11 The following principles specific to s 570(2)(a), on which the respondents rely, are in addition to the principles that I have outlined above, and are similarly uncontroversial.
12 The particular requirements of s 570(2)(a) were the subject of a Full Court decision in Baker v Patrick Projects Pty Ltd (No 2) [2014] FCAFC 166. In that case, the Full Court considered the phrase "without reasonable cause" and, at [9], endorsed the following summary of authorities relating to the meaning and application of this phrase by Pagone J in Construction, Forestry, Mining and Energy Union v Corinthian Industries (Aust) Pty Ltd (No 2) [2014] FCA 351 at [8]:
… To exercise the discretion conferred by s 570(2)(a) of the FW Act the Court must be satisfied that the claims were, relevantly, instituted without reasonable cause. That is not established merely because a party fails in the claims: R v Moore; Ex parte Federated Miscellaneous Workers Union of Australia (1978) 140 CLR 470 at 473; [1978] HCA 51. The relevant provisions reflect "a policy of protecting a party instituting proceedings from liability for costs" and costs will rarely be awarded unless justified by exceptional circumstances: see Kangan Batman Institute of Technology and Further Education v Australian Industrial Relations Commission (2006) 156 FCR 275; 237 ALR 672; [2006] FCAFC 199 at [60]. In Kangan Batman Institute it was said by the Full Court at [60] that "a proceeding will be instituted without reasonable cause if it has no real prospects of success, or was doomed to failure". In Kanan v Australian Postal and Telecommunications Union (1992) 43 IR 257 Wilcox J indicated at 264 that one way of testing whether a proceeding was instituted "without reasonable cause" was to ask whether, upon the facts apparent to the applicant at the time of instituting the proceeding, there was no "substantial prospect of success". His Honour went on to say that a proceeding lacks a reasonable cause where it is clear that it must fail on the applicant's own version of the facts.
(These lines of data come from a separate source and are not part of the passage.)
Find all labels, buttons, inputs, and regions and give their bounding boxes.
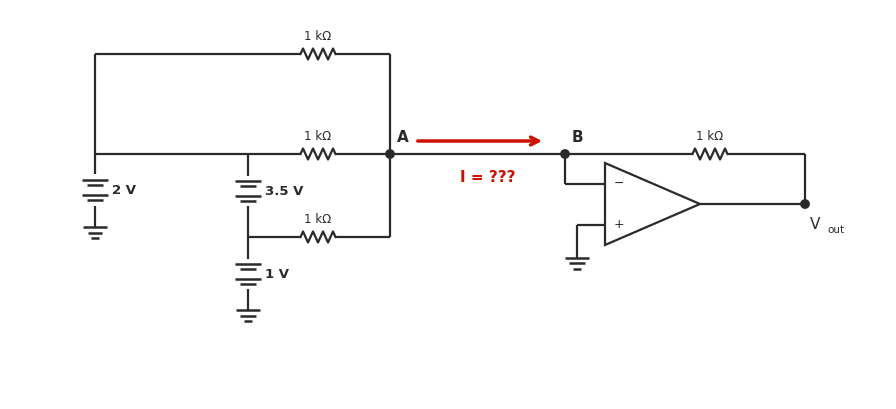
Text: 1 kΩ: 1 kΩ — [305, 130, 332, 143]
Circle shape — [386, 151, 394, 159]
Text: V: V — [810, 216, 821, 231]
Text: 2 V: 2 V — [112, 184, 136, 197]
Text: 1 kΩ: 1 kΩ — [305, 213, 332, 225]
Text: 1 V: 1 V — [265, 268, 289, 281]
Text: 3.5 V: 3.5 V — [265, 185, 304, 198]
Text: out: out — [827, 225, 844, 234]
Text: A: A — [397, 130, 409, 145]
Text: I = ???: I = ??? — [460, 170, 515, 184]
Circle shape — [801, 200, 809, 209]
Text: 1 kΩ: 1 kΩ — [305, 30, 332, 43]
Text: +: + — [614, 218, 625, 230]
Text: B: B — [572, 130, 583, 145]
Circle shape — [561, 151, 569, 159]
Text: −: − — [614, 177, 625, 189]
Text: 1 kΩ: 1 kΩ — [696, 130, 724, 143]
13 The Full Court went on to say of this summary, at [10], that:
10. This test requires some minor modification when applied to the institution of an appeal or judicial review proceedings. In such proceedings the focus changes to whether, having regard to the facts apparent to the appellant at the time of instituting the appeal or the application for judicial review, there were no reasonable prospects of success. In evaluating these prospects regard may be had to the reasons for judgment or decision under appeal or review, as the case may be, and the grounds relied on to challenge the judgment or decision: see Imogen Pty Ltd v Sangwin (1996) 70 IR 254 at 257 per Wilcox CJ
(emphasis added)
14 This formulation of the relevant test was accepted by another Full Court in Kennedy v Secretary, Department of Industry (No 4) [2017] FCAFC 7 where the "relevant question" from Barker was held, at [8], to be "whether there were facts apparent to the party at the time of instituting the appeal that, viewed objectively, would demonstrate that there were no reasonable prospects of success" (emphasis added).
15 It is worth also noting that courts have accepted that cost orders made pursuant to s 570(2)(a) of the Fair Work Act and which relate to proceedings instituted "without reasonable cause" are not restricted to exceptional cases. Although an award for costs under s 570 will generally be 'an exceptional order' in that it is a divergence from the usual course, it is now widely accepted that there is no need to demonstrate exceptional circumstances in order to enliven the Court's jurisdiction to award costs: Spotless Services Australia Ltd v Marsh [2004] FCAFC 155 at [12] affirmed in Construction, Forestry, Mining and Energy Union v BHP Coal Pty Ltd (No 2) (2015) 230 FCR 337 at [15]-[17].